I really tried to make my next chapter about an encounter someplace other than Trader Joe’s, but that store is just a goldmine. (See the last chapter for my theory of why that is.)
One morning last week, I got held up by a call from a client and arrived at TJ’s much later than I had planned. The store was very crowded and the lines for checkout were half way around the store. No problem with the lines. They move very quickly and are generally very well organized. On this morning, however, there was an e-anxiety victim acting out, talking aggressively on her cell phone. The volume was reasonable to begin with. I thought that she might turn out to be a normal person but, alas, it was just a ploy. She was sucking the rest of us in by pretending to be considerate. Once she had us lulled into a false sense of security, her voice began increasing in volume. As various people in line turned to look at her (to let her know that she was annoying them), she responded with Rule Number One for e-abuse: When challenged escalate obnoxiousness. Soon she was full volume and her pitch had risen to an annoying shrill. I was feeling profound gratitude that I was in an adjacent line and not in line ahead of her, when I looked at the women trapped directly in front of her. She look back with desperation in her eyes and said, “She keeps getting louder.” I heard myself respond, “She’s a talking bobble-head doll.” The woman smiled, and so did almost everyone around us. That’s when I noticed that most of the tension had left my body. I scanned the space around me and perceived that the tension had left the air around me. Deflecting negativity with humor — it really works. Now I admit that there was hostile component to my remark. But discharge from a barb doesn’t generally reduce tension for more than a few minutes. Despite my annoyance, I had delivered the line with a bit of a patient-parent tone and not through clenched teeth. People around me smiled. They didn’t shake there heads in hostile agreement.

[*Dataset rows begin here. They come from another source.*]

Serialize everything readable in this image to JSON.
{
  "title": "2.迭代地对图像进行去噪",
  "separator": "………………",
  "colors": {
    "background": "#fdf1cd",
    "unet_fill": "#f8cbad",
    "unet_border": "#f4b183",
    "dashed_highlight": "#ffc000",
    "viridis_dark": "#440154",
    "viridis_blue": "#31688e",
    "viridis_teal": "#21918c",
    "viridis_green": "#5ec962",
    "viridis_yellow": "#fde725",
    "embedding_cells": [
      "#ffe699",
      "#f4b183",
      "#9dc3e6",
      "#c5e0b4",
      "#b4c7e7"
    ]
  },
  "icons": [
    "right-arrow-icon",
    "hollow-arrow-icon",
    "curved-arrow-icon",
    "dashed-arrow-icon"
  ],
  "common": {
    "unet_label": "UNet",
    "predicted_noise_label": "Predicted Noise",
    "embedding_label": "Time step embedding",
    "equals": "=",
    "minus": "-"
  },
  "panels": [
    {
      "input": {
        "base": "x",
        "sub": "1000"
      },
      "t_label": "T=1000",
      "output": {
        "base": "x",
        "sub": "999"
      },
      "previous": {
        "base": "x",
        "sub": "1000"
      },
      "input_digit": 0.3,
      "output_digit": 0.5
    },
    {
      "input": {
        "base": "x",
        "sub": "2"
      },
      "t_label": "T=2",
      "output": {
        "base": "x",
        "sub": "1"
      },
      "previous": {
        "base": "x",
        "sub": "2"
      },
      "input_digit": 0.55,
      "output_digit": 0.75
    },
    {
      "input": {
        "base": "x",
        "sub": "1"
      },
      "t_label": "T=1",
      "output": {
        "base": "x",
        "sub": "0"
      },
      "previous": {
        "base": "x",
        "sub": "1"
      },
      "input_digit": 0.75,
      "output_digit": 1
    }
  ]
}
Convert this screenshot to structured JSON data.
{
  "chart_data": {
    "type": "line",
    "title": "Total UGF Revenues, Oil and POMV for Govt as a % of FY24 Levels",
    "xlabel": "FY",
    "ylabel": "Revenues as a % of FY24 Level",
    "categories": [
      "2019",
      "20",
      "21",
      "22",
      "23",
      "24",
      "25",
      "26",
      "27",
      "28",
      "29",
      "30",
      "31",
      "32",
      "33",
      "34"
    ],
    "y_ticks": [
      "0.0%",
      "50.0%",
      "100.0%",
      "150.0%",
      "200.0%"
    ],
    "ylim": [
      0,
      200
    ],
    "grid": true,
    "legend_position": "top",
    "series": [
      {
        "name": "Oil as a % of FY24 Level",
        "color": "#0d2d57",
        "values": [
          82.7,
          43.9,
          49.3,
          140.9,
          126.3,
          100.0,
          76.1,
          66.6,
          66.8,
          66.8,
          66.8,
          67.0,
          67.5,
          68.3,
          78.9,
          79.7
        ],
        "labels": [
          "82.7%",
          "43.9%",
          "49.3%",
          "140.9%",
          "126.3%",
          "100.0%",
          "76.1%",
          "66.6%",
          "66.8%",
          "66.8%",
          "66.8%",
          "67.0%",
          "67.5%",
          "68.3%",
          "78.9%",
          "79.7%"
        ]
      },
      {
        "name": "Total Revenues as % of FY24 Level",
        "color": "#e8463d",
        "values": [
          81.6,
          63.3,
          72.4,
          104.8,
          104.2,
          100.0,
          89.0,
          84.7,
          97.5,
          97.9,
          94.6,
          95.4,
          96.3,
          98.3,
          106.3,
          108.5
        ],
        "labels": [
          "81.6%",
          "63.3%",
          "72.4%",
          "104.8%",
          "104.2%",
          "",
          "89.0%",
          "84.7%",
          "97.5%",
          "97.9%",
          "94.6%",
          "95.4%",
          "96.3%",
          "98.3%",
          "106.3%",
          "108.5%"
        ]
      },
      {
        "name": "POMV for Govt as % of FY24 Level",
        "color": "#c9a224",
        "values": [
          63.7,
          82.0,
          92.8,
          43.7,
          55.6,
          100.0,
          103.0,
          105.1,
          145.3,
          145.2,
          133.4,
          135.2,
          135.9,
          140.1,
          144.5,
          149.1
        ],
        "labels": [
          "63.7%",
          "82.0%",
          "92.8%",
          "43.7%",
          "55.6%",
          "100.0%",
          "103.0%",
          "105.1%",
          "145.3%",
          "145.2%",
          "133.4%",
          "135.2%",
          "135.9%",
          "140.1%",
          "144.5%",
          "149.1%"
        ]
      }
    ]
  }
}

As the line I was in moved into a different aisle from the e-perpetrator, I continued to scan the energy in that part of the store. It remained clear, despite the fact that the e-perpetrator was still talking audibly. Her behavior hadn’t changed. It was the way that people around her connected to her negative discharge that had changed. That’s when I arrived at an interesting thought. I had been standing in line feeling angry about having to be tortured by the perpetrator and feeling a little guilty because I couldn’t manage my emotions better. It now occurred to me that part of my discomfort was empathic. The collective discomfort of all of us around the e-perpetrator had fed each of our individual reactions, intensifying the annoyance. Once someone had altered the collective mindset by injecting humor, there was no longer a matrix to hold the negative reaction. The collective annoyance had turned to collective amusement. The vibrations sent out by the e-perpetrator hadn’t changed but they were no longer creating corresponding vibrations in the surrounding atmosphere. It was a lot to think about. At this point, I arrived at the front of my line and was directed to a checkout station. Within minutes, I left the store, happier AND wiser. A question lingered. What had happened within the e-perpetrator? Had the change in reception, altered her underlying anxiety? Was she aware that her actions no longer had the same effect? If a tree falls in the forest does it make the sound of one hand clapping?